Butoh means to meander, or to move as it were, in twists and turns between the realms of the living and the dead, the light and the dark
When I, together with five professional and semi-professional dancers started Butoh Laboratory, Oslo located in Norway, the idea was to build an arena for artistic research, inspired by methods of butoh- and performance work, relevant in a Norwegian context. For me the purpose has been twofold. I have wanted an arena for self-expression that went beyond the rational, academic frame. Furthermore, I have had the ambition of using findings in my academic writing, as a way of including non-rational ways of knowing. In and of itself, the idea of using butoh dance as a method of research in Peace studies and Depth psychology is a rather demanding and many would say an impossible task. One reason is that butoh dance to many is a dance style that can only be mastered by dancers growing up in the Japanese culture. Secondly, given the nature of butoh as a dance of transcendence and spirit, it seems contradictory to try to use this for once again to inform intellectual, academic work. However, if we take seriously this notion of transrational research, it is exactly the ambition to include both rational, transcendent/spiritual and physical experiences that could open new doors to knowledge creation in our field.

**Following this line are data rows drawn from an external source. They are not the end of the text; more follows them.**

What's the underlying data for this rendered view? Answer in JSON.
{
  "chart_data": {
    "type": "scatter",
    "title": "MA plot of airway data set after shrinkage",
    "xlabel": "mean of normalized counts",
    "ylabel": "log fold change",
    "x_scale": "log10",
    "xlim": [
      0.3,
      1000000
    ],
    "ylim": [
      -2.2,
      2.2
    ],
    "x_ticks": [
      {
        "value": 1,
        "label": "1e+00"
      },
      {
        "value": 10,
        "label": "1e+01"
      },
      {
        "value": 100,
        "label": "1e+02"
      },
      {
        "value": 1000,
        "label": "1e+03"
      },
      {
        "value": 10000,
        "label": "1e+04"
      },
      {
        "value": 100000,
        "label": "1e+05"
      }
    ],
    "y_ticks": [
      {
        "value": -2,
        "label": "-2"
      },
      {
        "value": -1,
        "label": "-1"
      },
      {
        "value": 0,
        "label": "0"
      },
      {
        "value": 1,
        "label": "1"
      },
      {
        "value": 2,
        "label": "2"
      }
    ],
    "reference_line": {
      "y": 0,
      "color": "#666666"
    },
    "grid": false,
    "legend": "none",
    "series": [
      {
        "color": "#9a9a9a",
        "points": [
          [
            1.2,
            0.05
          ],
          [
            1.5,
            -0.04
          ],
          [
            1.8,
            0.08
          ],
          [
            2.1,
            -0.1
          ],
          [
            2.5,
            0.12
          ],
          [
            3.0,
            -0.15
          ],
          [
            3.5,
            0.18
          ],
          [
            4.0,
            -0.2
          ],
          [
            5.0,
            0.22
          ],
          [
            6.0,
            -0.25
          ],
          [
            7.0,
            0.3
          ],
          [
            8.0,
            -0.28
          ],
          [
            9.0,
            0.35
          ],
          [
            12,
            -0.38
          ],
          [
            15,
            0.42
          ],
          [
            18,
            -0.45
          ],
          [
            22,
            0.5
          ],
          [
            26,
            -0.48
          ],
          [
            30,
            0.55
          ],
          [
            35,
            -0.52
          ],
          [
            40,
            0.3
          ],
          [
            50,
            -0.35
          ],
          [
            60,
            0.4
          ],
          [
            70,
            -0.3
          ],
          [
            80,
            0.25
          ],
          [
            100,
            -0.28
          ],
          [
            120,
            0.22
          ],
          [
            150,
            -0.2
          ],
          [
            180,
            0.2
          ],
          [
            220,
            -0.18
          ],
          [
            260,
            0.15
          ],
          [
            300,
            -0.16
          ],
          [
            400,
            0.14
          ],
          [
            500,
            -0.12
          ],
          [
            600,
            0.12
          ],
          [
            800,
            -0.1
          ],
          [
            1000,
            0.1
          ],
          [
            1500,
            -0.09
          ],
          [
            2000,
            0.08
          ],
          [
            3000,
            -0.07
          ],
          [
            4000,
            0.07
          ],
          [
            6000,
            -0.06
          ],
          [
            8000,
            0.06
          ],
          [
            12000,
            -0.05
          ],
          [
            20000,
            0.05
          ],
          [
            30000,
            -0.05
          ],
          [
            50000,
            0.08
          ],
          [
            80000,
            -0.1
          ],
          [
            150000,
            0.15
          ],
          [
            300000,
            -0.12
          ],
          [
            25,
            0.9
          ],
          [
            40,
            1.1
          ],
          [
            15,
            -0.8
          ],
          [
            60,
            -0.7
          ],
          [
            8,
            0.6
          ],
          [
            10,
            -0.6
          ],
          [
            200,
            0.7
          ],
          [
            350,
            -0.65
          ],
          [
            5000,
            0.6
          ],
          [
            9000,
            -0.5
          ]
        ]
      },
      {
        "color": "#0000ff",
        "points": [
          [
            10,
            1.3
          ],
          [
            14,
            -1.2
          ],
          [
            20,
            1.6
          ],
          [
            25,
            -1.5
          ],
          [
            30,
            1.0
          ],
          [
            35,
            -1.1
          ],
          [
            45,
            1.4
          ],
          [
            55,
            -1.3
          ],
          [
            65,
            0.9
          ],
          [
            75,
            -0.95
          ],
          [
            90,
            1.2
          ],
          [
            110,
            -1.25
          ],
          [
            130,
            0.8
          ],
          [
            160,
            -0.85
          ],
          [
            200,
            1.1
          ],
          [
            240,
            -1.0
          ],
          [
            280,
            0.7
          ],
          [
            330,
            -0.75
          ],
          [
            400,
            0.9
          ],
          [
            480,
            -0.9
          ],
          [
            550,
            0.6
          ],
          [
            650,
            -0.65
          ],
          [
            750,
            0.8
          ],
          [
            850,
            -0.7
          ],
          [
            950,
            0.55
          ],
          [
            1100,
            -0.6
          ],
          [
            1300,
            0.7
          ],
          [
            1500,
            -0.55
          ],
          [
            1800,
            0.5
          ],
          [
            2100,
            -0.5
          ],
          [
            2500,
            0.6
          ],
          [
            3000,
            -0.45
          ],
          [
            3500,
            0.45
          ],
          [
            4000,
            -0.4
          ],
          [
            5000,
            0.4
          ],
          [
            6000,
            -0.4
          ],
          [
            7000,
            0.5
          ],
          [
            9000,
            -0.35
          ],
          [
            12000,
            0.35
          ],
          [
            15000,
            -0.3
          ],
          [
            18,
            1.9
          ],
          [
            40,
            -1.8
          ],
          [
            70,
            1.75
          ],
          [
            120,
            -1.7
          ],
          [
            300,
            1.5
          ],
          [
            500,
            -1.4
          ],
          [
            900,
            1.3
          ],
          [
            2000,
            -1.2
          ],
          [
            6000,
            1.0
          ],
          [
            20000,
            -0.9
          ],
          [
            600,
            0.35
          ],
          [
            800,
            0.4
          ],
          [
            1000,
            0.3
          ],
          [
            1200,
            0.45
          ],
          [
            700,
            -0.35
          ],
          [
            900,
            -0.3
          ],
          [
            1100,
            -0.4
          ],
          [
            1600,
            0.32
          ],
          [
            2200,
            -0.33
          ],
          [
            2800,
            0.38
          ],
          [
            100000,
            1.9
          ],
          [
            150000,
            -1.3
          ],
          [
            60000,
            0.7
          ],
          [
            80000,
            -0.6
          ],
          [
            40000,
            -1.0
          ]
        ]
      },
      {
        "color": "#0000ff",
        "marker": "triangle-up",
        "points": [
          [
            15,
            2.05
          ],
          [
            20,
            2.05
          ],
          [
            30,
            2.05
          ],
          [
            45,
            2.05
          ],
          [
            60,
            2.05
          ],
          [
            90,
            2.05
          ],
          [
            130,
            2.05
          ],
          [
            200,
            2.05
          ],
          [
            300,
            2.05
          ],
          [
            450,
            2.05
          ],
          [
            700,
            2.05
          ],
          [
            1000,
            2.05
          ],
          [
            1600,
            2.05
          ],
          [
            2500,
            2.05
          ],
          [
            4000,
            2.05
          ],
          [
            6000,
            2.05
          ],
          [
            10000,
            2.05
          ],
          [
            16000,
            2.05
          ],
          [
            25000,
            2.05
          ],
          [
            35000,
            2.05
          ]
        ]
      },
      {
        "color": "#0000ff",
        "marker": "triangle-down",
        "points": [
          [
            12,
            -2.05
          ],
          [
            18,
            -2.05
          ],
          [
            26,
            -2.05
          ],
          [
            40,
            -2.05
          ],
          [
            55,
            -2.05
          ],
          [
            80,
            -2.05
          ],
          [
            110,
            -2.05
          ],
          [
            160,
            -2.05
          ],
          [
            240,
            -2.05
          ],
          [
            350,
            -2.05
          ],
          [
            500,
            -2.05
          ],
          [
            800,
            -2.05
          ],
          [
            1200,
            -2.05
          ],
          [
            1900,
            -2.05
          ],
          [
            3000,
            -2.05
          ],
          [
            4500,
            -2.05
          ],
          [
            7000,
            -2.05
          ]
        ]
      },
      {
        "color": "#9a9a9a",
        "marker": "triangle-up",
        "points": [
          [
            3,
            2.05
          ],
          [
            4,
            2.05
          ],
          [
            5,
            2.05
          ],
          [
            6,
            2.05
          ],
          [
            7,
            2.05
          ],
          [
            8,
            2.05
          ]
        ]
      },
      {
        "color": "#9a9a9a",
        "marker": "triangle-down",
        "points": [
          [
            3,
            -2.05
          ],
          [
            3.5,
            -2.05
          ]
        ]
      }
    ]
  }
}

This connection between butoh and transrational- elicitive approaches to peace work was also emphasised by Wolfgang Dietrich in his book “Elicitive conflict transformation and the transrational shift in peace politics” (2013) claiming that butoh and similar expressive dances can be an interesting path to transformation. Building on these thoughts, I am curious as to how artistic expressions such as butoh performances can highlight hidden aspects of the unconscious and transform them.
“Butoh means to meander, or to move as it were, in twists and turns between the realms of the living and the dead, the light and the dark”, according to Ohno (2004: 205). This may sound like a morbid statement but this close affinity that you find with death in butoh has inspired a new way of approaching the elicitive approach to conflict transformation as well. To me the different layers in the elicitive approach also has this span between life and death. In fact, this notion of dark and light, death and life is nothing but mirroring us, human beings in our most honest form.